Preconceito contra quem busca ajuda afasta muitas pessoas do apoio de que precisam
A pedido da redação da Folha, o psicólogo Alexandre Kury Port falou sobre o tabu que envolve o tratamento psicológico e a importância desta mudança em nossa sociedade. Confira:
Dez anos de dedicação à Psicologia Clínica me ensinaram algo valioso: cerca de 80% dos atendimentos estão ligados a relacionamentos — sejam eles amorosos ou familiares — e, muitas vezes, envolvem padrões familiares que se repetem de forma inconsciente.
Recentemente, nossa cidade foi marcada pela tragédia que tirou a vida de dois jovens. Diante disso, é urgente falar sobre saúde mental nas relações.
Quando um jovem cresce vendo o pai encerrar um relacionamento de forma traumática, há grandes chances de que ele reproduza um padrão semelhante diante de suas próprias rupturas. O que não é elaborado, tende a se repetir — e, por vezes, de forma ainda mais devastadora.
Medo da rejeição, intolerância à frustração, depressão e ansiedade são diagnósticos cada vez mais presentes em nossa sociedade. E a psicofobia — o preconceito contra quem busca ajuda psicológica — ainda afasta muitas pessoas do apoio de que precisam. Vivemos em uma sociedade que silencia os conflitos conjugais com ditados como “em briga de marido e mulher, não se mete a colher” e que, ao mesmo tempo, julga quem decide procurar um psicólogo: “isso é coisa de quem bate pino”.
O luto coletivo que vivemos hoje nos deixa uma lição: o que enfrentamos em nossa intimidade está longe das aparências. Relações saudáveis são construídas dia após dia, e é preciso coragem para buscar ajuda quando as dores se tornam maiores do que podemos suportar sozinhos.
Se, no passado, Bruno foi o filho tentando entender o fim conturbado do relacionamento dos pais, hoje, quem carrega esse desafio é o filho dele e de Yasmin. Uma criança que terá que ressignificar essa dor, fazer as pazes com o passado e, quem sabe, escrever uma nova história — com um padrão diferente.
É uma responsabilidade imensa. Mas foi imposta pelas escolhas dos adultos ao seu redor.
Onde e como procurar ajuda?
Casos como este não são resultado de um único fator. Eles somam silêncios, traumas não tratados e ausência de redes de apoio. Canela precisa, como comunidade, falar sobre dor, escutar sem julgamentos e romper com ciclos de violência que, por gerações, seguem cobrando vidas.

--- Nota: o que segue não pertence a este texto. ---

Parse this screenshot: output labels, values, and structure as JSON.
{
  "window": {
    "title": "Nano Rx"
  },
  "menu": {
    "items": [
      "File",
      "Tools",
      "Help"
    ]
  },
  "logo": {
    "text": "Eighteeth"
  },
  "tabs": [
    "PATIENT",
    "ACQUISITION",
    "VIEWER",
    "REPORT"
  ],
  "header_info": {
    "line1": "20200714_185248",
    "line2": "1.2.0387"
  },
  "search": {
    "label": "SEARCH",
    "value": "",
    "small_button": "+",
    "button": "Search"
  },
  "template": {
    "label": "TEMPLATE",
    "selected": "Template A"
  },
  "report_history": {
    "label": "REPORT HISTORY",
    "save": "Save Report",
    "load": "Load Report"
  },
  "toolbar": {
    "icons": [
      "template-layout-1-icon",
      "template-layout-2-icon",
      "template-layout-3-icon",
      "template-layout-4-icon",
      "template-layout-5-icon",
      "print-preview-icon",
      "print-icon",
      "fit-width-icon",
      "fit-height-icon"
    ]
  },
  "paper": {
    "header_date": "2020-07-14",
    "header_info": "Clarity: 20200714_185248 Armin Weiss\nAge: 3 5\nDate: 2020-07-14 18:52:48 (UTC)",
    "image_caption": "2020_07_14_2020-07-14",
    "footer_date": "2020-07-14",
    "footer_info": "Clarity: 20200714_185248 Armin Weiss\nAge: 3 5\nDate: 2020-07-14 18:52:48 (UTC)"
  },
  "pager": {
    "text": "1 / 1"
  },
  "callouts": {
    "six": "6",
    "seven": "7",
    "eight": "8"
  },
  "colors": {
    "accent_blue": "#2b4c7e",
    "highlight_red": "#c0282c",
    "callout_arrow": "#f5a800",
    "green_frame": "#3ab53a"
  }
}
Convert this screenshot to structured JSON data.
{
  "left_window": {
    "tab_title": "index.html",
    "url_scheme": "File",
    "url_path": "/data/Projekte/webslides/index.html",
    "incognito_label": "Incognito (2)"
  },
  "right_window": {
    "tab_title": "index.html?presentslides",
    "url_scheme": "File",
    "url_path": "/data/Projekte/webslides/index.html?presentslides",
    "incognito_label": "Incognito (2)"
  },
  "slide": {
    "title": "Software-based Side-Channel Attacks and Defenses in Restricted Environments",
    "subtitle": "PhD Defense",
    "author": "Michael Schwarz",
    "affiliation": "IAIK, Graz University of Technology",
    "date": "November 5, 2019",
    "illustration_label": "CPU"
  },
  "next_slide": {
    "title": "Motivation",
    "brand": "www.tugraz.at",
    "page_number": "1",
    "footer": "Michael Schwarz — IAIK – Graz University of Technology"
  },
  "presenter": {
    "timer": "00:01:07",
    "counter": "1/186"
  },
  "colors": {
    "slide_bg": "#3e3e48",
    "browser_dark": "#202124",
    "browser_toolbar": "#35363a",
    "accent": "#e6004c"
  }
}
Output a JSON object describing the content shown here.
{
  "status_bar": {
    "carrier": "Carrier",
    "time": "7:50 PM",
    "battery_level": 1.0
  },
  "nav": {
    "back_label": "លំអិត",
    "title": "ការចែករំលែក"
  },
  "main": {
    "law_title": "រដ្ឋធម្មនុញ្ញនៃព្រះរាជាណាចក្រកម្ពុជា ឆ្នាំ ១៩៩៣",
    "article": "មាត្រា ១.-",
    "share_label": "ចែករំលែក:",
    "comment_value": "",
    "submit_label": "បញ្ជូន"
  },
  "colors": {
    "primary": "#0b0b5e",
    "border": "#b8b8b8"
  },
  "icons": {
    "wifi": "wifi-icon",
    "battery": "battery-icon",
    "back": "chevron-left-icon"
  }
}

A psicóloga e coordenadora do CAPS – Centro de Atenção Psicossocial, Janine Palodetti, explica que o SUS oferece acolhimento e tratamento para ansiedade, depressão e outras doenças de fundo mental.
Casos iniciais podem receber tratamento em todas as unidades de saúde e casos mais graves, incluindo crises, podem ser atendidas diretamente no CAPS.
“Apesar da grande demanda, temos uma equipe pronta para acolhimento e atendimento destes casos, todos podendo ser tratados via SUS, incluindo a internação, se este for o diagnóstico, o importante é procurar ajuda”, esclarece Janine.
O serviço é oferecido das 7h às 17h nas unidades de saúde e no CAPS, que fica na Rua São Francisco, 180, no centro de Canela.
Fora destes horários, a orientação é buscar o apoio do SAMU, através do telefone 192, ou diretamente no Hospital de Caridade de Canela.
Pessoas que sofrem com depressão e não conseguem buscar ajuda de profissional de saúde ou, mesmo aquelas com risco de suicídio, podem ainda buscar apoio em conversas com os voluntários do Centro de Valorização da Vida (CVV), em parceria com o SUS (Sistema Único de Saúde), pelo número 188. Por esse canal de comunicação, os cidadãos recebem apoio em momentos de crise.